Ses facultés mimétiques lui permettent de se confondre avec n’importe quel milieu.

Le chatrou

Les huit bras en étoile sont réunis par une membrane et forment une couronne au centre de laquelle s’ouvre la bouche avec son « bec de perroquet ». En cas d’amputation, l’animal est capable de régénérer son tentacule. La partie ventrale du manteau comporte la cavité palléale* où se trouvent les branchies.
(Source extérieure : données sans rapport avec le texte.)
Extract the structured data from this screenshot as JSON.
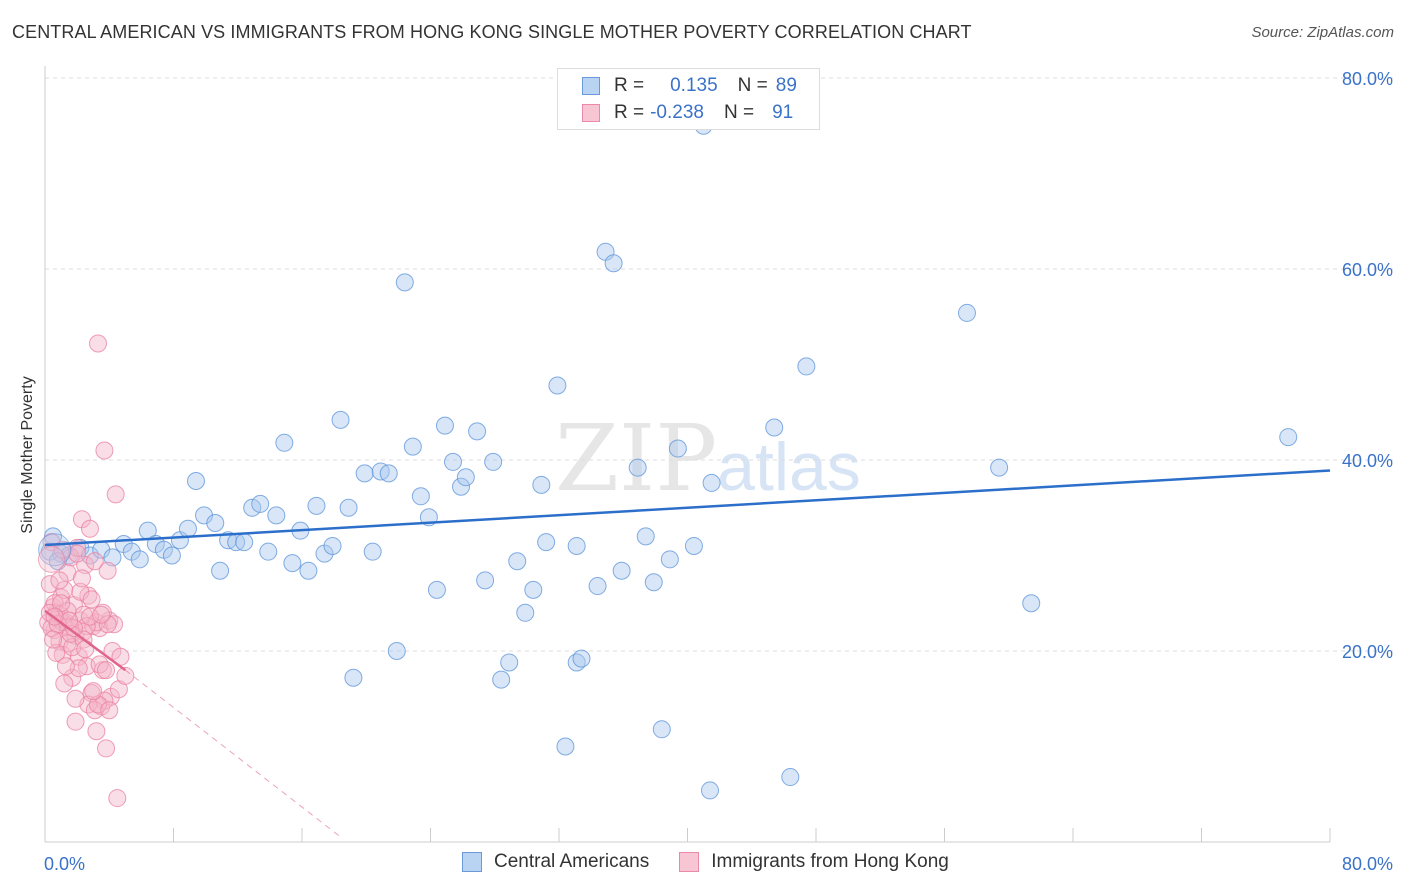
{
  "title": "CENTRAL AMERICAN VS IMMIGRANTS FROM HONG KONG SINGLE MOTHER POVERTY CORRELATION CHART",
  "source": "Source: ZipAtlas.com",
  "watermark": {
    "zip": "ZIP",
    "atlas": "atlas"
  },
  "legend": {
    "rows": [
      {
        "r_label": "R =",
        "r_value": "0.135",
        "n_label": "N =",
        "n_value": "89"
      },
      {
        "r_label": "R =",
        "r_value": "-0.238",
        "n_label": "N =",
        "n_value": "91"
      }
    ]
  },
  "bottom_legend": {
    "series1": "Central Americans",
    "series2": "Immigrants from Hong Kong"
  },
  "colors": {
    "blue_fill": "#a9c8ee",
    "blue_stroke": "#5b93d9",
    "blue_line": "#2c6fca",
    "pink_fill": "#f5b6c9",
    "pink_stroke": "#ea7fa0",
    "pink_line": "#e0648c",
    "axis_text": "#3a72c8",
    "grid": "#dddddd"
  },
  "chart_data": {
    "type": "scatter",
    "title": "CENTRAL AMERICAN VS IMMIGRANTS FROM HONG KONG SINGLE MOTHER POVERTY CORRELATION CHART",
    "xlabel": "",
    "ylabel": "Single Mother Poverty",
    "xlim": [
      0,
      80
    ],
    "ylim": [
      0,
      80
    ],
    "x_tick_labels": [
      "0.0%",
      "80.0%"
    ],
    "y_tick_labels": [
      "20.0%",
      "40.0%",
      "60.0%",
      "80.0%"
    ],
    "y_ticks": [
      20,
      40,
      60,
      80
    ],
    "grid": true,
    "legend_position": "top-center",
    "series": [
      {
        "name": "Central Americans",
        "R": 0.135,
        "N": 89,
        "trend": {
          "x1": 0,
          "y1": 31.1,
          "x2": 80,
          "y2": 38.9,
          "dashed_extension": false
        },
        "points": [
          [
            0.5,
            32.0
          ],
          [
            1.0,
            30.2
          ],
          [
            1.5,
            30.0
          ],
          [
            2.2,
            30.8
          ],
          [
            2.8,
            30.0
          ],
          [
            3.5,
            30.6
          ],
          [
            4.2,
            29.8
          ],
          [
            4.9,
            31.2
          ],
          [
            5.4,
            30.4
          ],
          [
            5.9,
            29.6
          ],
          [
            6.4,
            32.6
          ],
          [
            6.9,
            31.2
          ],
          [
            7.4,
            30.6
          ],
          [
            7.9,
            30.0
          ],
          [
            8.4,
            31.6
          ],
          [
            8.9,
            32.8
          ],
          [
            9.4,
            37.8
          ],
          [
            9.9,
            34.2
          ],
          [
            10.6,
            33.4
          ],
          [
            10.9,
            28.4
          ],
          [
            11.4,
            31.6
          ],
          [
            11.9,
            31.4
          ],
          [
            12.4,
            31.4
          ],
          [
            12.9,
            35.0
          ],
          [
            13.4,
            35.4
          ],
          [
            13.9,
            30.4
          ],
          [
            14.4,
            34.2
          ],
          [
            14.9,
            41.8
          ],
          [
            15.4,
            29.2
          ],
          [
            15.9,
            32.6
          ],
          [
            16.4,
            28.4
          ],
          [
            16.9,
            35.2
          ],
          [
            17.4,
            30.2
          ],
          [
            17.9,
            31.0
          ],
          [
            18.4,
            44.2
          ],
          [
            18.9,
            35.0
          ],
          [
            19.2,
            17.2
          ],
          [
            19.9,
            38.6
          ],
          [
            20.4,
            30.4
          ],
          [
            20.9,
            38.8
          ],
          [
            21.4,
            38.6
          ],
          [
            21.9,
            20.0
          ],
          [
            22.4,
            58.6
          ],
          [
            22.9,
            41.4
          ],
          [
            23.4,
            36.2
          ],
          [
            23.9,
            34.0
          ],
          [
            24.4,
            26.4
          ],
          [
            24.9,
            43.6
          ],
          [
            25.4,
            39.8
          ],
          [
            25.9,
            37.2
          ],
          [
            26.2,
            38.2
          ],
          [
            26.9,
            43.0
          ],
          [
            27.4,
            27.4
          ],
          [
            27.9,
            39.8
          ],
          [
            28.4,
            17.0
          ],
          [
            28.9,
            18.8
          ],
          [
            29.4,
            29.4
          ],
          [
            29.9,
            24.0
          ],
          [
            30.4,
            26.4
          ],
          [
            30.9,
            37.4
          ],
          [
            31.2,
            31.4
          ],
          [
            31.9,
            47.8
          ],
          [
            32.4,
            10.0
          ],
          [
            33.1,
            18.8
          ],
          [
            33.4,
            19.2
          ],
          [
            33.1,
            31.0
          ],
          [
            34.4,
            26.8
          ],
          [
            34.9,
            61.8
          ],
          [
            35.4,
            60.6
          ],
          [
            35.9,
            28.4
          ],
          [
            36.9,
            39.2
          ],
          [
            37.4,
            32.0
          ],
          [
            37.9,
            27.2
          ],
          [
            38.4,
            11.8
          ],
          [
            38.9,
            29.6
          ],
          [
            39.4,
            41.2
          ],
          [
            40.4,
            31.0
          ],
          [
            41.0,
            75.0
          ],
          [
            41.4,
            5.4
          ],
          [
            41.5,
            37.6
          ],
          [
            45.4,
            43.4
          ],
          [
            46.4,
            6.8
          ],
          [
            47.4,
            49.8
          ],
          [
            57.4,
            55.4
          ],
          [
            59.4,
            39.2
          ],
          [
            61.4,
            25.0
          ],
          [
            77.4,
            42.4
          ],
          [
            0.3,
            30.4
          ],
          [
            0.8,
            29.4
          ]
        ]
      },
      {
        "name": "Immigrants from Hong Kong",
        "R": -0.238,
        "N": 91,
        "trend": {
          "x1": 0,
          "y1": 24.2,
          "x2": 5.0,
          "y2": 18.0,
          "dash_to_x": 18.5,
          "dash_to_y": 0.4
        },
        "points": [
          [
            0.3,
            27.0
          ],
          [
            0.5,
            24.6
          ],
          [
            0.6,
            22.2
          ],
          [
            0.7,
            24.0
          ],
          [
            0.8,
            23.4
          ],
          [
            0.9,
            21.0
          ],
          [
            1.0,
            25.6
          ],
          [
            1.1,
            19.6
          ],
          [
            1.2,
            26.4
          ],
          [
            1.3,
            23.0
          ],
          [
            1.4,
            28.2
          ],
          [
            1.5,
            22.6
          ],
          [
            1.6,
            29.8
          ],
          [
            1.7,
            17.2
          ],
          [
            1.8,
            24.8
          ],
          [
            1.9,
            21.6
          ],
          [
            2.0,
            30.8
          ],
          [
            2.1,
            19.4
          ],
          [
            2.2,
            23.2
          ],
          [
            2.3,
            33.8
          ],
          [
            2.4,
            22.0
          ],
          [
            2.5,
            29.0
          ],
          [
            2.6,
            18.4
          ],
          [
            2.7,
            25.8
          ],
          [
            2.8,
            32.8
          ],
          [
            2.9,
            15.6
          ],
          [
            3.0,
            22.6
          ],
          [
            3.1,
            29.4
          ],
          [
            3.2,
            11.6
          ],
          [
            3.3,
            52.2
          ],
          [
            3.4,
            22.4
          ],
          [
            3.5,
            14.2
          ],
          [
            3.6,
            18.0
          ],
          [
            3.7,
            41.0
          ],
          [
            3.8,
            9.8
          ],
          [
            3.9,
            28.4
          ],
          [
            4.0,
            23.2
          ],
          [
            4.1,
            15.2
          ],
          [
            4.2,
            20.0
          ],
          [
            4.3,
            22.8
          ],
          [
            4.4,
            36.4
          ],
          [
            4.5,
            4.6
          ],
          [
            4.6,
            16.0
          ],
          [
            4.7,
            19.4
          ],
          [
            5.0,
            17.4
          ],
          [
            0.4,
            31.4
          ],
          [
            0.9,
            27.4
          ],
          [
            1.4,
            20.8
          ],
          [
            1.9,
            12.6
          ],
          [
            2.4,
            23.8
          ],
          [
            0.2,
            23.0
          ],
          [
            0.7,
            19.8
          ],
          [
            1.2,
            16.6
          ],
          [
            1.7,
            20.4
          ],
          [
            2.2,
            26.2
          ],
          [
            2.7,
            14.4
          ],
          [
            3.2,
            23.0
          ],
          [
            3.7,
            14.8
          ],
          [
            0.6,
            25.0
          ],
          [
            1.1,
            23.0
          ],
          [
            1.6,
            21.8
          ],
          [
            2.1,
            18.2
          ],
          [
            2.6,
            22.6
          ],
          [
            3.1,
            13.8
          ],
          [
            3.6,
            24.0
          ],
          [
            0.4,
            22.4
          ],
          [
            0.9,
            23.8
          ],
          [
            1.4,
            24.2
          ],
          [
            1.9,
            15.0
          ],
          [
            2.4,
            21.2
          ],
          [
            2.9,
            25.4
          ],
          [
            3.4,
            18.6
          ],
          [
            3.9,
            22.8
          ],
          [
            0.3,
            24.0
          ],
          [
            0.8,
            22.8
          ],
          [
            1.3,
            18.4
          ],
          [
            1.8,
            22.4
          ],
          [
            2.3,
            27.6
          ],
          [
            2.8,
            23.6
          ],
          [
            3.3,
            14.4
          ],
          [
            3.8,
            18.0
          ],
          [
            0.5,
            21.2
          ],
          [
            1.0,
            25.0
          ],
          [
            1.5,
            23.2
          ],
          [
            2.0,
            30.2
          ],
          [
            2.5,
            20.2
          ],
          [
            3.0,
            15.8
          ],
          [
            3.5,
            23.8
          ],
          [
            4.0,
            13.8
          ],
          [
            0.6,
            23.6
          ],
          [
            1.1,
            30.6
          ]
        ]
      }
    ]
  }
}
Cette cavité débouche sur un entonnoir renversé formant une sorte de tuyère qui sert à chasser l’eau de la cavité palléale sous l’effet des contractions du manteau. Le principe de réaction permet un déplacement propulsif unique dans la nature.
En cas de danger, le poulpe peut émettre un « nuage d’encre ». Beaucoup de plongeurs « traumatisent » les poulpes en jouant avec eux jusqu’à ce qu’ils projettent leur encre. À NE PAS FAIRE! Ce système de défense demande une forte dépense énergétique par l’animal. Le poulpe est joueur mais laissez-lui l’initiative!.

Le poulpe adulte atteint un poids moyen  de 3 kilos, pour une  taille d’environ 60 cm (parfois le double).

Animal carnivore, le poulpe se nourrit essentiellement de crustacés, de mollusques céphalopodes et bivalves et très rarement de poissons.

Pendant l’accouplement,  le mâle se sert de son troisième bras pour injecter ses spermatophores, La femelle pond ses œufs (100 000 à 500 000) agglomérés en une cinquantaine de grappes en les fixant au plafond de sa grotte de ponte. Elle ventilera sa ponte jusqu’à éclosion (de 24 à 125 jours), sans s’alimenter durant toute cette période. Elle meurt à la fin de l’éclosion.